At the grass-roots level, it has asserted itself in recent weeks at Vermont and New Hampshire town meetings. But it has also surfaced on Capitol Hill. Last week, 150 US legislators signed a resolution calling on the US and the Soviet Union to ''pursue a complete halt to the nuclear weapons race.'' The signatories included Sen. Edward Kennedy (D) of Massachusetts and Sen. Mark Hatfield (R) of Oregon.

While this was happening in Washington, the European Security Conference in Madrid was adjourning until November in a manner unsatisfactory to the West. The Madrid proceedings brought home to the West that it had in fact been outmaneuvered by Moscow--at least temporarily--over the handling of events in Poland. This was a sour twist for a scenario originally devised by the West to enable it to exploit to Moscow's disadvantage such upheavals within the Soviet bloc as the recent crisis in Poland.

Yet it must not be overlooked that the uncertainties attending the end of an era are creating problems for the Soviet Union too.

Gone are the days when Soviet ideology had widespread appeal around the world--particularly among workers, the poor, and colonial peoples. Russia's chief weapon today is its military strength.

The aging leadership in Moscow--for all Leonid Brezhnev's satisfaction at seeing his country in qualified nuclear parity with the US--knows that a changing of the guard at the top in the Kremlin cannot long be delayed. It sees the Polish crisis, if contained for the moment, still unsettled. It must have doubts about the rest of the Soviet bloc. It has Afghanistan on its hands. And quietly but patiently, China is edging forward toward that superpower status which the Chinese believe is theirs by right of history, size, and moral superiority.

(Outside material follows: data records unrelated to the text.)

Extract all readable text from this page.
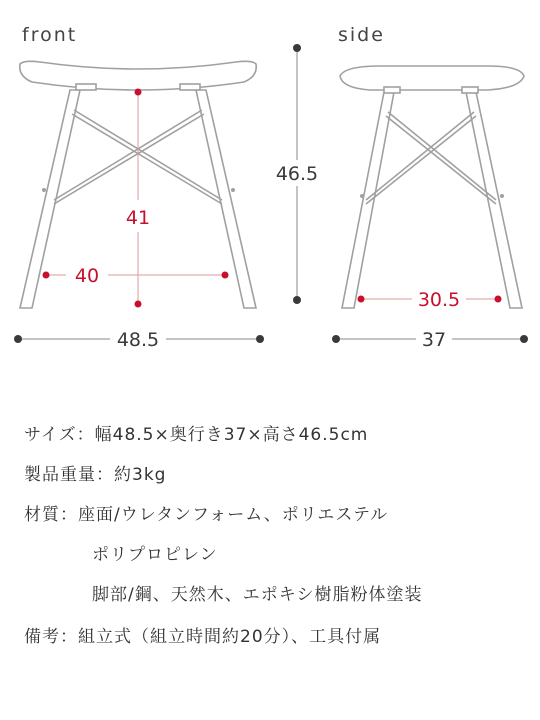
front	side
46.5
41
40
48.5
30.5
37
サイズ：幅48.5×奥行き37×高さ46.5cm
製品重量：約3kg
材質：座面/ウレタンフォーム、ポリエステル
ポリプロピレン
脚部/鋼、天然木、エポキシ樹脂粉体塗装
備考：組立式（組立時間約20分）、工具付属
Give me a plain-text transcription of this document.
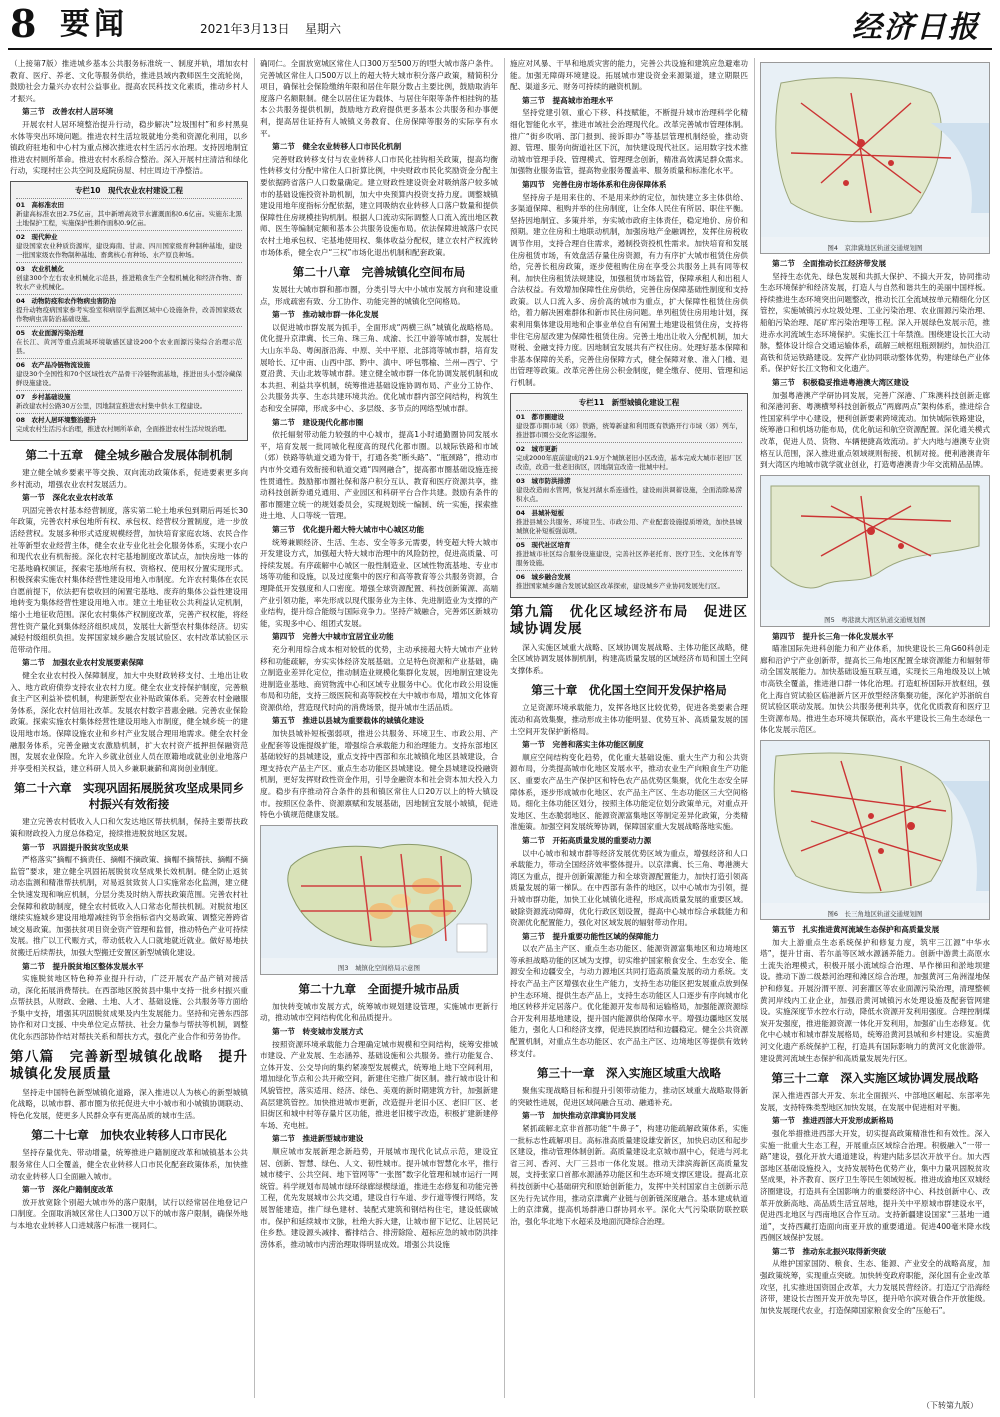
8 要闻	2021年3月13日 星期六	经济日报

（上接第7版）推进城乡基本公共服务标准统一、制度并轨，增加农村教育、医疗、养老、文化等服务供给，推进县域内教师医生交流轮岗，鼓励社会力量兴办农村公益事业。提高农民科技文化素质，推动乡村人才振兴。

第三节　改善农村人居环境

开展农村人居环境整治提升行动，稳步解决“垃圾围村”和乡村黑臭水体等突出环境问题。推进农村生活垃圾就地分类和资源化利用，以乡镇政府驻地和中心村为重点梯次推进农村生活污水治理。支持因地制宜推进农村厕所革命。推进农村水系综合整治。深入开展村庄清洁和绿化行动，实现村庄公共空间及庭院房屋、村庄周边干净整洁。

专栏10　现代农业农村建设工程
01　高标准农田
新建高标准农田2.75亿亩，其中新增高效节水灌溉面积0.6亿亩。实施东北黑土地保护工程，实施保护性耕作面积0.9亿亩。
02　现代种业
建设国家农业种质资源库，建设海南、甘肃、四川国家级育种制种基地，建设一批国家级农作物制种基地、畜禽核心育种场、水产原良种场。
03　农业机械化
创建300个左右农业机械化示范县，推进粮食生产全程机械化和经济作物、畜牧水产业机械化。
04　动物防疫和农作物病虫害防治
提升动物疫病国家参考实验室和病原学监测区域中心设施条件，改善国家级农作物病虫害防治基础设施。
05　农业面源污染治理
在长江、黄河等重点流域环境敏感区建设200个农业面源污染综合治理示范县。
06　农产品冷链物流设施
建设30个全国性和70个区域性农产品骨干冷链物流基地，推进田头小型冷藏保鲜设施建设。
07　乡村基础设施
新改建农村公路30万公里，因地制宜推进农村集中供水工程建设。
08　农村人居环境整治提升
完成农村生活污水治理，推进农村厕所革命，全面推进农村生活垃圾治理。
第二十五章　健全城乡融合发展体制机制

建立健全城乡要素平等交换、双向流动政策体系，促进要素更多向乡村流动，增强农业农村发展活力。

第一节　深化农业农村改革

巩固完善农村基本经营制度，落实第二轮土地承包到期后再延长30年政策，完善农村承包地所有权、承包权、经营权分置制度，进一步放活经营权。发展多种形式适度规模经营，加快培育家庭农场、农民合作社等新型农业经营主体，健全农业专业化社会化服务体系，实现小农户和现代农业有机衔接。深化农村宅基地制度改革试点，加快房地一体的宅基地确权颁证，探索宅基地所有权、资格权、使用权分置实现形式。积极探索实施农村集体经营性建设用地入市制度。允许农村集体在农民自愿前提下，依法把有偿收回的闲置宅基地、废弃的集体公益性建设用地转变为集体经营性建设用地入市。建立土地征收公共利益认定机制，缩小土地征收范围。深化农村集体产权制度改革，完善产权权能，将经营性资产量化到集体经济组织成员，发展壮大新型农村集体经济。切实减轻村级组织负担。发挥国家城乡融合发展试验区、农村改革试验区示范带动作用。

第二节　加强农业农村发展要素保障

健全农业农村投入保障制度，加大中央财政转移支付、土地出让收入、地方政府债券支持农业农村力度。健全农业支持保护制度，完善粮食主产区利益补偿机制，构建新型农业补贴政策体系。完善农村金融服务体系，深化农村信用社改革。发展农村数字普惠金融。完善农业保险政策。探索实施农村集体经营性建设用地入市制度，健全城乡统一的建设用地市场。保障设施农业和乡村产业发展合理用地需求。健全农村金融服务体系，完善金融支农激励机制，扩大农村资产抵押担保融资范围，发展农业保险。允许入乡就业创业人员在原籍地或就业创业地落户并享受相关权益，建立科研人员入乡兼职兼薪和离岗创业制度。

第二十六章　实现巩固拓展脱贫攻坚成果同乡村振兴有效衔接

建立完善农村低收入人口和欠发达地区帮扶机制，保持主要帮扶政策和财政投入力度总体稳定，接续推进脱贫地区发展。

第一节　巩固提升脱贫攻坚成果

严格落实“摘帽不摘责任、摘帽不摘政策、摘帽不摘帮扶、摘帽不摘监管”要求，建立健全巩固拓展脱贫攻坚成果长效机制。健全防止返贫动态监测和精准帮扶机制，对易返贫致贫人口实施常态化监测，建立健全快速发现和响应机制，分层分类及时纳入帮扶政策范围。完善农村社会保障和救助制度，健全农村低收入人口常态化帮扶机制。对脱贫地区继续实施城乡建设用地增减挂钩节余指标省内交易政策、调整完善跨省域交易政策。加强扶贫项目资金资产管理和监督，推动特色产业可持续发展。推广以工代赈方式，带动低收入人口就地就近就业。做好易地扶贫搬迁后续帮扶，加强大型搬迁安置区新型城镇化建设。

第二节　提升脱贫地区整体发展水平

实施脱贫地区特色种养业提升行动，广泛开展农产品产销对接活动，深化拓展消费帮扶。在西部地区脱贫县中集中支持一批乡村振兴重点帮扶县，从财政、金融、土地、人才、基础设施、公共服务等方面给予集中支持，增强其巩固脱贫成果及内生发展能力。坚持和完善东西部协作和对口支援、中央单位定点帮扶、社会力量参与帮扶等机制，调整优化东西部协作结对帮扶关系和帮扶方式，强化产业合作和劳务协作。

第八篇　完善新型城镇化战略　提升城镇化发展质量

坚持走中国特色新型城镇化道路，深入推进以人为核心的新型城镇化战略，以城市群、都市圈为依托促进大中小城市和小城镇协调联动、特色化发展，使更多人民群众享有更高品质的城市生活。

第二十七章　加快农业转移人口市民化

坚持存量优先、带动增量，统筹推进户籍制度改革和城镇基本公共服务常住人口全覆盖，健全农业转移人口市民化配套政策体系，加快推动农业转移人口全面融入城市。

第一节　深化户籍制度改革

放开放宽除个别超大城市外的落户限制，试行以经常居住地登记户口制度。全面取消城区常住人口300万以下的城市落户限制，确保外地与本地农业转移人口进城落户标准一视同仁。

确同仁。全面放宽城区常住人口300万至500万的Ⅰ型大城市落户条件。完善城区常住人口500万以上的超大特大城市积分落户政策，精简积分项目，确保社会保险缴纳年限和居住年限分数占主要比例，鼓励取消年度落户名额限制。健全以居住证为载体、与居住年限等条件相挂钩的基本公共服务提供机制，鼓励地方政府提供更多基本公共服务和办事便利，提高居住证持有人城镇义务教育、住房保障等服务的实际享有水平。

第二节　健全农业转移人口市民化机制

完善财政转移支付与农业转移人口市民化挂钩相关政策，提高均衡性转移支付分配中常住人口折算比例，中央财政市民化奖励资金分配主要依据跨省落户人口数量确定。建立财政性建设资金对吸纳落户较多城市的基础设施投资补助机制，加大中央预算内投资支持力度。调整城镇建设用地年度指标分配依据，建立同吸纳农业转移人口落户数量和提供保障性住房规模挂钩机制。根据人口流动实际调整人口流入流出地区教师、医生等编制定额和基本公共服务设施布局。依法保障进城落户农民农村土地承包权、宅基地使用权、集体收益分配权，建立农村产权流转市场体系，健全农户“三权”市场化退出机制和配套政策。

第二十八章　完善城镇化空间布局

发展壮大城市群和都市圈，分类引导大中小城市发展方向和建设重点，形成疏密有致、分工协作、功能完善的城镇化空间格局。

第一节　推动城市群一体化发展

以促进城市群发展为抓手，全面形成“两横三纵”城镇化战略格局。优化提升京津冀、长三角、珠三角、成渝、长江中游等城市群，发展壮大山东半岛、粤闽浙沿海、中原、关中平原、北部湾等城市群，培育发展哈长、辽中南、山西中部、黔中、滇中、呼包鄂榆、兰州—西宁、宁夏沿黄、天山北坡等城市群。建立健全城市群一体化协调发展机制和成本共担、利益共享机制，统筹推进基础设施协调布局、产业分工协作、公共服务共享、生态共建环境共治。优化城市群内部空间结构，构筑生态和安全屏障，形成多中心、多层级、多节点的网络型城市群。

第二节　建设现代化都市圈

依托辐射带动能力较强的中心城市，提高1小时通勤圈协同发展水平，培育发展一批同城化程度高的现代化都市圈。以城际铁路和市域（郊）铁路等轨道交通为骨干，打通各类“断头路”、“瓶颈路”，推动市内市外交通有效衔接和轨道交通“四网融合”，提高都市圈基础设施连接性贯通性。鼓励都市圈社保和落户积分互认、教育和医疗资源共享，推动科技创新券通兑通用、产业园区和科研平台合作共建。鼓励有条件的都市圈建立统一的规划委员会，实现规划统一编制、统一实施，探索推进土地、人口等统一管理。

第三节　优化提升超大特大城市中心城区功能

统筹兼顾经济、生活、生态、安全等多元需要，转变超大特大城市开发建设方式，加强超大特大城市治理中的风险防控，促进高质量、可持续发展。有序疏解中心城区一般性制造业、区域性物流基地、专业市场等功能和设施，以及过度集中的医疗和高等教育等公共服务资源，合理降低开发强度和人口密度。增强全球资源配置、科技创新策源、高端产业引领功能，率先形成以现代服务业为主体、先进制造业为支撑的产业结构，提升综合能级与国际竞争力。坚持产城融合，完善郊区新城功能，实现多中心、组团式发展。

第四节　完善大中城市宜居宜业功能

充分利用综合成本相对较低的优势，主动承接超大特大城市产业转移和功能疏解，夯实实体经济发展基础。立足特色资源和产业基础，确立制造业差异化定位，推动制造业规模化集群化发展，因地制宜建设先进制造业基地、商贸物流中心和区域专业服务中心。优化市政公用设施布局和功能，支持三级医院和高等院校在大中城市布局，增加文化体育资源供给，营造现代时尚的消费场景，提升城市生活品质。

第五节　推进以县城为重要载体的城镇化建设

加快县城补短板强弱项，推进公共服务、环境卫生、市政公用、产业配套等设施提级扩能，增强综合承载能力和治理能力。支持东部地区基础较好的县城建设，重点支持中西部和东北城镇化地区县城建设，合理支持农产品主产区、重点生态功能区县城建设。健全县城建设投融资机制，更好发挥财政性资金作用，引导金融资本和社会资本加大投入力度。稳步有序推动符合条件的县和镇区常住人口20万以上的特大镇设市。按照区位条件、资源禀赋和发展基础，因地制宜发展小城镇，促进特色小镇规范健康发展。

图3　城镇化空间格局示意图
第二十九章　全面提升城市品质

加快转变城市发展方式，统筹城市规划建设管理，实施城市更新行动，推动城市空间结构优化和品质提升。

第一节　转变城市发展方式

按照资源环境承载能力合理确定城市规模和空间结构，统筹安排城市建设、产业发展、生态涵养、基础设施和公共服务。推行功能复合、立体开发、公交导向的集约紧凑型发展模式，统筹地上地下空间利用，增加绿化节点和公共开敞空间，新建住宅推广街区制。推行城市设计和风貌管控，落实适用、经济、绿色、美观的新时期建筑方针，加强新建高层建筑管控。加快推进城市更新，改造提升老旧小区、老旧厂区、老旧街区和城中村等存量片区功能，推进老旧楼宇改造，积极扩建新建停车场、充电桩。

第二节　推进新型城市建设

顺应城市发展新理念新趋势，开展城市现代化试点示范，建设宜居、创新、智慧、绿色、人文、韧性城市。提升城市智慧化水平，推行城市楼宇、公共空间、地下管网等“一张图”数字化管理和城市运行一网统管。科学规划布局城市绿环绿廊绿楔绿道，推进生态修复和功能完善工程，优先发展城市公共交通，建设自行车道、步行道等慢行网络，发展智能建造，推广绿色建材、装配式建筑和钢结构住宅，建设低碳城市。保护和延续城市文脉，杜绝大拆大建，让城市留下记忆、让居民记住乡愁。建设源头减排、蓄排结合、排涝除险、超标应急的城市防洪排涝体系，推动城市内涝治理取得明显成效。增强公共设施

施应对风暴、干旱和地质灾害的能力，完善公共设施和建筑应急避难功能。加强无障碍环境建设。拓展城市建设资金来源渠道，建立期限匹配、渠道多元、财务可持续的融资机制。

第三节　提高城市治理水平

坚持党建引领、重心下移、科技赋能，不断提升城市治理科学化精细化智能化水平，推进市域社会治理现代化。改革完善城市管理体制。推广“街乡吹哨、部门报到、接诉即办”等基层管理机制经验，推动资源、管理、服务向街道社区下沉，加快建设现代社区。运用数字技术推动城市管理手段、管理模式、管理理念创新，精准高效满足群众需求。加强物业服务监管，提高物业服务覆盖率、服务质量和标准化水平。

第四节　完善住房市场体系和住房保障体系

坚持房子是用来住的、不是用来炒的定位，加快建立多主体供给、多渠道保障、租购并举的住房制度，让全体人民住有所居、职住平衡。坚持因地制宜、多策并举，夯实城市政府主体责任，稳定地价、房价和预期。建立住房和土地联动机制，加强房地产金融调控，发挥住房税收调节作用，支持合理自住需求，遏制投资投机性需求。加快培育和发展住房租赁市场，有效盘活存量住房资源，有力有序扩大城市租赁住房供给，完善长租房政策，逐步使租购住房在享受公共服务上具有同等权利。加快住房租赁法规建设，加强租赁市场监管，保障承租人和出租人合法权益。有效增加保障性住房供给，完善住房保障基础性制度和支持政策。以人口流入多、房价高的城市为重点，扩大保障性租赁住房供给，着力解决困难群体和新市民住房问题。单列租赁住房用地计划，探索利用集体建设用地和企事业单位自有闲置土地建设租赁住房，支持将非住宅房屋改建为保障性租赁住房。完善土地出让收入分配机制，加大财税、金融支持力度。因地制宜发展共有产权住房。处理好基本保障和非基本保障的关系，完善住房保障方式，健全保障对象、准入门槛、退出管理等政策。改革完善住房公积金制度，健全缴存、使用、管理和运行机制。

专栏11　新型城镇化建设工程
01　都市圈建设
建设都市圈市域（郊）铁路，统筹新建和利用既有铁路开行市域（郊）列车，推进都市圈公交化客运服务。
02　城市更新
完成2000年底前建成的21.9万个城镇老旧小区改造，基本完成大城市老旧厂区改造，改造一批老旧街区，因地制宜改造一批城中村。
03　城市防洪排涝
建设改造雨水管网，恢复河湖水系连通性，建设雨洪调蓄设施，全面消除易涝积水点。
04　县城补短板
推进县城公共服务、环境卫生、市政公用、产业配套设施提质增效，加快县城城镇化补短板强弱项。
05　现代社区培育
推进城市社区综合服务设施建设，完善社区养老托育、医疗卫生、文化体育等服务设施。
06　城乡融合发展
推进国家城乡融合发展试验区改革探索，建设城乡产业协同发展先行区。
第九篇　优化区域经济布局　促进区域协调发展

深入实施区域重大战略、区域协调发展战略、主体功能区战略，健全区域协调发展体制机制，构建高质量发展的区域经济布局和国土空间支撑体系。

第三十章　优化国土空间开发保护格局

立足资源环境承载能力，发挥各地区比较优势，促进各类要素合理流动和高效集聚，推动形成主体功能明显、优势互补、高质量发展的国土空间开发保护新格局。

第一节　完善和落实主体功能区制度

顺应空间结构变化趋势，优化重大基础设施、重大生产力和公共资源布局，分类提高城市化地区发展水平，推动农业生产向粮食生产功能区、重要农产品生产保护区和特色农产品优势区集聚，优化生态安全屏障体系，逐步形成城市化地区、农产品主产区、生态功能区三大空间格局。细化主体功能区划分，按照主体功能定位划分政策单元，对重点开发地区、生态脆弱地区、能源资源富集地区等制定差异化政策，分类精准施策。加强空间发展统筹协调，保障国家重大发展战略落地实施。

第二节　开拓高质量发展的重要动力源

以中心城市和城市群等经济发展优势区域为重点，增强经济和人口承载能力，带动全国经济效率整体提升。以京津冀、长三角、粤港澳大湾区为重点，提升创新策源能力和全球资源配置能力，加快打造引领高质量发展的第一梯队。在中西部有条件的地区，以中心城市为引领，提升城市群功能，加快工业化城镇化进程，形成高质量发展的重要区域。破除资源流动障碍，优化行政区划设置，提高中心城市综合承载能力和资源优化配置能力，强化对区域发展的辐射带动作用。

第三节　提升重要功能性区域的保障能力

以农产品主产区、重点生态功能区、能源资源富集地区和边境地区等承担战略功能的区域为支撑，切实维护国家粮食安全、生态安全、能源安全和边疆安全，与动力源地区共同打造高质量发展的动力系统。支持农产品主产区增强农业生产能力，支持生态功能区把发展重点放到保护生态环境、提供生态产品上，支持生态功能区人口逐步有序向城市化地区转移并定居落户。优化能源开发布局和运输格局，加强能源资源综合开发利用基地建设，提升国内能源供给保障水平。增强边疆地区发展能力，强化人口和经济支撑，促进民族团结和边疆稳定。健全公共资源配置机制，对重点生态功能区、农产品主产区、边境地区等提供有效转移支付。

第三十一章　深入实施区域重大战略

聚焦实现战略目标和提升引领带动能力，推动区域重大战略取得新的突破性进展，促进区域间融合互动、融通补充。

第一节　加快推动京津冀协同发展

紧抓疏解北京非首都功能“牛鼻子”，构建功能疏解政策体系，实施一批标志性疏解项目。高标准高质量建设雄安新区，加快启动区和起步区建设，推动管理体制创新。高质量建设北京城市副中心，促进与河北省三河、香河、大厂三县市一体化发展。推动天津滨海新区高质量发展，支持张家口首都水源涵养功能区和生态环境支撑区建设。提高北京科技创新中心基础研究和原始创新能力，发挥中关村国家自主创新示范区先行先试作用，推动京津冀产业链与创新链深度融合。基本建成轨道上的京津冀，提高机场群港口群协同水平。深化大气污染联防联控联治，强化华北地下水超采及地面沉降综合治理。

图4　京津冀地区轨道交通规划图
第二节　全面推动长江经济带发展

坚持生态优先、绿色发展和共抓大保护、不搞大开发，协同推动生态环境保护和经济发展，打造人与自然和谐共生的美丽中国样板。持续推进生态环境突出问题整改，推动长江全流域按单元精细化分区管控，实施城镇污水垃圾处理、工业污染治理、农业面源污染治理、船舶污染治理、尾矿库污染治理等工程。深入开展绿色发展示范，推进赤水河流域生态环境保护。实施长江十年禁渔。围绕建设长江大动脉，整体设计综合交通运输体系，疏解三峡枢纽瓶颈制约，加快沿江高铁和货运铁路建设。发挥产业协同联动整体优势，构建绿色产业体系。保护好长江文物和文化遗产。

第三节　积极稳妥推进粤港澳大湾区建设

加强粤港澳产学研协同发展，完善广深港、广珠澳科技创新走廊和深港河套、粤澳横琴科技创新极点“两廊两点”架构体系，推进综合性国家科学中心建设，便利创新要素跨境流动。加快城际铁路建设，统筹港口和机场功能布局，优化航运和航空资源配置。深化通关模式改革，促进人员、货物、车辆便捷高效流动。扩大内地与港澳专业资格互认范围，深入推进重点领域规则衔接、机制对接。便利港澳青年到大湾区内地城市就学就业创业，打造粤港澳青少年交流精品品牌。

图5　粤港澳大湾区轨道交通规划图
第四节　提升长三角一体化发展水平

瞄准国际先进科创能力和产业体系，加快建设长三角G60科创走廊和沿沪宁产业创新带，提高长三角地区配置全球资源能力和辐射带动全国发展能力。加快基础设施互联互通，实现长三角地级及以上城市高铁全覆盖，推进港口群一体化治理。打造虹桥国际开放枢纽，强化上海自贸试验区临港新片区开放型经济集聚功能，深化沪苏浙皖自贸试验区联动发展。加快公共服务便利共享，优化优质教育和医疗卫生资源布局。推进生态环境共保联治，高水平建设长三角生态绿色一体化发展示范区。

图6　长三角地区轨道交通规划图
第五节　扎实推进黄河流域生态保护和高质量发展

加大上游重点生态系统保护和修复力度，筑牢三江源“中华水塔”，提升甘南、若尔盖等区域水源涵养能力。创新中游黄土高原水土流失治理模式，积极开展小流域综合治理、旱作梯田和淤地坝建设。推动下游二级悬河治理和滩区综合治理，加强黄河三角洲湿地保护和修复。开展汾渭平原、河套灌区等农业面源污染治理，清理整顿黄河岸线内工业企业，加强沿黄河城镇污水处理设施及配套管网建设。实施深度节水控水行动，降低水资源开发利用强度。合理控制煤炭开发强度，推进能源资源一体化开发利用，加强矿山生态修复。优化中心城市和城市群发展格局，统筹沿黄河县城和乡村建设。实施黄河文化遗产系统保护工程，打造具有国际影响力的黄河文化旅游带。建设黄河流域生态保护和高质量发展先行区。

第三十二章　深入实施区域协调发展战略

深入推进西部大开发、东北全面振兴、中部地区崛起、东部率先发展，支持特殊类型地区加快发展，在发展中促进相对平衡。

第一节　推进西部大开发形成新格局

强化举措推进西部大开发，切实提高政策精准性和有效性。深入实施一批重大生态工程，开展重点区域综合治理。积极融入“一带一路”建设，强化开放大通道建设，构建内陆多层次开放平台。加大西部地区基础设施投入，支持发展特色优势产业，集中力量巩固脱贫攻坚成果，补齐教育、医疗卫生等民生领域短板。推进成渝地区双城经济圈建设，打造具有全国影响力的重要经济中心、科技创新中心、改革开放新高地、高品质生活宜居地，提升关中平原城市群建设水平，促进西北地区与西南地区合作互动。支持新疆建设国家“三基地一通道”，支持西藏打造面向南亚开放的重要通道。促进400毫米降水线西侧区域保护发展。

第二节　推动东北振兴取得新突破

从维护国家国防、粮食、生态、能源、产业安全的战略高度，加强政策统筹，实现重点突破。加快转变政府职能，深化国有企业改革攻坚，扎实推进国资国企改革，大力发展民营经济。打造辽宁沿海经济带，建设长吉图开发开放先导区，提升哈尔滨对俄合作开放能级。加快发展现代农业，打造保障国家粮食安全的“压舱石”。

（下转第九版）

One of the short-term advantages which the Russian leadership has over the US and the other members of the Western alliance is the closed society within which the men in the Kremlin operate.

As between the US government and its European allies, one of the chronic difficulties at moments of confrontation or challenge with a potential adversary is the different reactions on either side of the Atlantic.

Americans are inclined to draw sharp lines and see things in terms of black and white. They are more used to resolving problems than living with them.

One recalls the days in the 1950s when John Foster Dulles was Secretary of State. To him (and many Americans thinking like him), whoever was not for the US was against it. Neutralism or nonalignment was immoral. Then, as now, there is a great temptation to see every international or foreign challenge as of the adversary's making. (The difference in Mr. Dulles's case was that he saw China as as dangerous a foe as the Soviets.) Europeans, on the other hand, have a more relaxed view of history. They see shades of gray between the black and the white. They argue that there are some problems unyielding to early resolution.

To some extent, one sees the interplay of these two approaches in the differences between Washington and Europe on both Poland and Central America.

Some Americans may see in European attitudes an overly selfish self-interest or an unwillingness to contribute a fair share to common defense. And Europeans must be alert to the incipient movement in the US Congress for a replay of the Mansfield Amendment move of 1970.

Then Senate Democratic leader Mike Mansfield, an internationalist not an isolationist and now Ambassador to Japan, introduced an amendment for the withdrawal of 40 percent of US troops from Europe if the US did not get more support than then seemed forthcoming from its European allies. The Amendment lost by 44-51 in a 1973 vote.

A decade ago, as seems likely now, there is enough recognition on both sides of the Atlantic of the mutual interdependence of the US and its European allies for both to work for compromise rather than a parting of ways.

And the most urgent need of all is probably less compromise on Poland or Central America than agreement within the Western alliance on how best to come to terms with the threat of the latest generation of nuclear weapons. Translated , that means agreement on new SALT talks with the Russians.